Any ideas? Any help would be much appreciated!


----------



## Mr Mac (May 31, 2010)

First, welcome to the forum!

I would have the motor checked out as it is likely a bearing issue. Last time I had one rebuilt it cost about $80 and that was far cheaper than a new motor!

Mac


----------



## Bob Willing (Jul 4, 2008)

alexsmithlonglake said:


> Hey folks!
> Got a question: I’ve got an old Sears Craftsman Model 113.228162 lathe, and the other day I was turning a spindle on it. I turned off the lathe and noticed that the piece stopped rather suddenly rather than carrying on spinning while slowing down like normal. When I turned it on again the motor hummed but the headstock pulley never started spinning. When I tried to turn it by hand it wouldnt budge.
> I oiled it and left for the night, and when I came back in the morning it started as it normally would. After working for an hour, it stopped on its own. Once again, the motor hummed but the pulley was hard to turn. I can now hand start it if the belts are off and there’s no load at all (it runs at normal RPM in this case) but if I put the belt on and load the motor at all it cant be started.
> Any ideas? Any help would be much appreciated!


Sounds like the starting capacitor is bad or the starting windings are bad.


----------



## Maylar (Sep 3, 2013)

Bob Willing said:


> Sounds like the starting capacitor is bad or the starting windings are bad.


Not if the shaft won't turn.
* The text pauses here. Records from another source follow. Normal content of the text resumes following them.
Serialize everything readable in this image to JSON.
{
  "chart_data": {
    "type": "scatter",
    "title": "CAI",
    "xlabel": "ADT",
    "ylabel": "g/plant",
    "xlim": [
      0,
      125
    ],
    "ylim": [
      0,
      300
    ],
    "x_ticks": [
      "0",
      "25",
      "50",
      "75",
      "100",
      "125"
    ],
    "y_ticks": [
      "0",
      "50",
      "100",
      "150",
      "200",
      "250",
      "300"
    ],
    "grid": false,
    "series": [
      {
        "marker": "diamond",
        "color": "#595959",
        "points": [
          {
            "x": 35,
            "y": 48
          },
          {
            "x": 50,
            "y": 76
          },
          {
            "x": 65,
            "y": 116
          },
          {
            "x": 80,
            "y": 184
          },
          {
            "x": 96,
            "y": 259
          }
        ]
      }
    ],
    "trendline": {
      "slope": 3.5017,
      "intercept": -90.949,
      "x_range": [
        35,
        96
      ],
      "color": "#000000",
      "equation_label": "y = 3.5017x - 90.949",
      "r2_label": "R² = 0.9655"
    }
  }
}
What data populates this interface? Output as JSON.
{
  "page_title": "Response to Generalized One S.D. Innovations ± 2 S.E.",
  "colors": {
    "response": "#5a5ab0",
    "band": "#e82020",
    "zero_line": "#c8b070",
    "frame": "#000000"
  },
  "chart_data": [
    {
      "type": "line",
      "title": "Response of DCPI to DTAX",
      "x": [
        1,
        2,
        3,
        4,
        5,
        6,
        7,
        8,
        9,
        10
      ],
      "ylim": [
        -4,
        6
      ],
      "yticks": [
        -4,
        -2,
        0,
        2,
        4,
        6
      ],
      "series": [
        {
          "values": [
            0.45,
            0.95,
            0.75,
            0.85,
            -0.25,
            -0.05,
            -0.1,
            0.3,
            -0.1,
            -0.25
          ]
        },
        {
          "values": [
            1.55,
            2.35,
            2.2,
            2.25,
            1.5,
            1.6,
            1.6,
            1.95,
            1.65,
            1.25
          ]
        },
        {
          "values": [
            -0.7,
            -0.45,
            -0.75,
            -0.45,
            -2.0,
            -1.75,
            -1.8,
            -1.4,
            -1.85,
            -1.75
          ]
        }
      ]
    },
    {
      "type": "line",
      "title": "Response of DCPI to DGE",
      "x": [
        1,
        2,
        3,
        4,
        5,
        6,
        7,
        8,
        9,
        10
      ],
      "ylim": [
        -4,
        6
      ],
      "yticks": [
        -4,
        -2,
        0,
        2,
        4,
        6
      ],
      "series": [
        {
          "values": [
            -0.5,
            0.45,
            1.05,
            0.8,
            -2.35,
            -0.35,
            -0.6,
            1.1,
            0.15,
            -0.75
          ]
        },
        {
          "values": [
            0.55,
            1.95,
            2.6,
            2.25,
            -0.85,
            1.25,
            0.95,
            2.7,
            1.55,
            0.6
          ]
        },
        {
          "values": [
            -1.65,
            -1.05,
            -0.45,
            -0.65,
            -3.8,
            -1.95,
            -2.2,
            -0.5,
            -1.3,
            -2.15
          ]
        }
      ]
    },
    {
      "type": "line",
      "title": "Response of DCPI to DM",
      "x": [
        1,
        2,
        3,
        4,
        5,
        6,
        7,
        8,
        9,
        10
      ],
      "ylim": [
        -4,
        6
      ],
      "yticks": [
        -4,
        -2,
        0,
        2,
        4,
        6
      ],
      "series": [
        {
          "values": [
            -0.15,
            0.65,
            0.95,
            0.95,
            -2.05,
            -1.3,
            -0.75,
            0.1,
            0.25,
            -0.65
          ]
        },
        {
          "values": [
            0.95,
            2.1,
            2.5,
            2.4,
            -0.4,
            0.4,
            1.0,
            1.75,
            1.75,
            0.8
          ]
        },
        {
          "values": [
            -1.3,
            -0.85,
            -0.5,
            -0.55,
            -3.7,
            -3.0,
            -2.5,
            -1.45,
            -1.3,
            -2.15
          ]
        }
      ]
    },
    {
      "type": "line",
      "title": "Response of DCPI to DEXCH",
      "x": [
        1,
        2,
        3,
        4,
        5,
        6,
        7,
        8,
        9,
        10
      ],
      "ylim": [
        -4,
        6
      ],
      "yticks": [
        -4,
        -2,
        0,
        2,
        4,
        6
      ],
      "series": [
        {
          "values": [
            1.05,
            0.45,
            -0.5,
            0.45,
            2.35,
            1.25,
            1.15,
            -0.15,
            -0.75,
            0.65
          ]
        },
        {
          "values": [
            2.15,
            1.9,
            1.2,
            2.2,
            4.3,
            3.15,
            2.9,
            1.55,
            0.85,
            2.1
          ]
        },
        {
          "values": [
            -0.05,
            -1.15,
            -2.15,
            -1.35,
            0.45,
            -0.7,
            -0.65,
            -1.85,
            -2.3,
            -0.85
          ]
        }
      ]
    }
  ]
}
That's probably bearings.


----------



## holtzdreher (Jul 20, 2016)

a little confusing because at one point he says he could not turn the head stock pulley. Yes sounds like the motor/bearings, if the motor can't be turned. Perhaps the belt was over tightened too long. Hard to say. If on the other hand, the head stock pulley is stopping up, probably the head stock bearings. If the headstock bearings, I do not know whether it is worth installing new bearings.


----------



## Mr Mac (May 31, 2010)

As bearings go bad they tend to heat up and things get tight until they bind due to expansion. Let them cool a bit and things start to turn again...for a bit.


----------



## Gary Beasley (Jan 21, 2009)

Ive had problems like this with older motors, one was a hundred years old! The grease in the bearings eventually breaks down into an asphalt like mess that freezes in place as it cools down essentially gluing the shaft in place. The cure was disassembly, wash out the bearings with a good solvent, relube and reassemble. This is especially bad with journal bearings. In your case this may be happening with the headstock bearings as you say the motor will start without the belt. A quick and nasty check will be to flush out the bearings with solvent until it all feels loose and relube it. If it still freezes up when cooled it will need disassembly and clean or replace the bearings.


----------



## Pineknot_86 (Feb 19, 2016)

I would use this as an excuse to buy a new lathe. Good luck on getting a solution to the problem.


----------



## alexsmithlonglake (Mar 24, 2017)

*Thanks*

Much appreicated! I’m trying to get the pulley off to get the motor apart and it wont budge, removed the little hex set screw but its still stuck on any idea if theres anything else to remove?


----------



## alexsmithlonglake (Mar 24, 2017)

Update: got it apart and lubricated the bearings, shaft is spinning freely now. However, there’s now some fore and aft play in the shaft for some reason, enough that when run with the belt on the pulley and shaft are pulled ahead enough that the fan interferes with the housing at the front of the motor. It seems as though there should be some kind of spacer to keep this from happening, but one never came out. Any ideas?


----------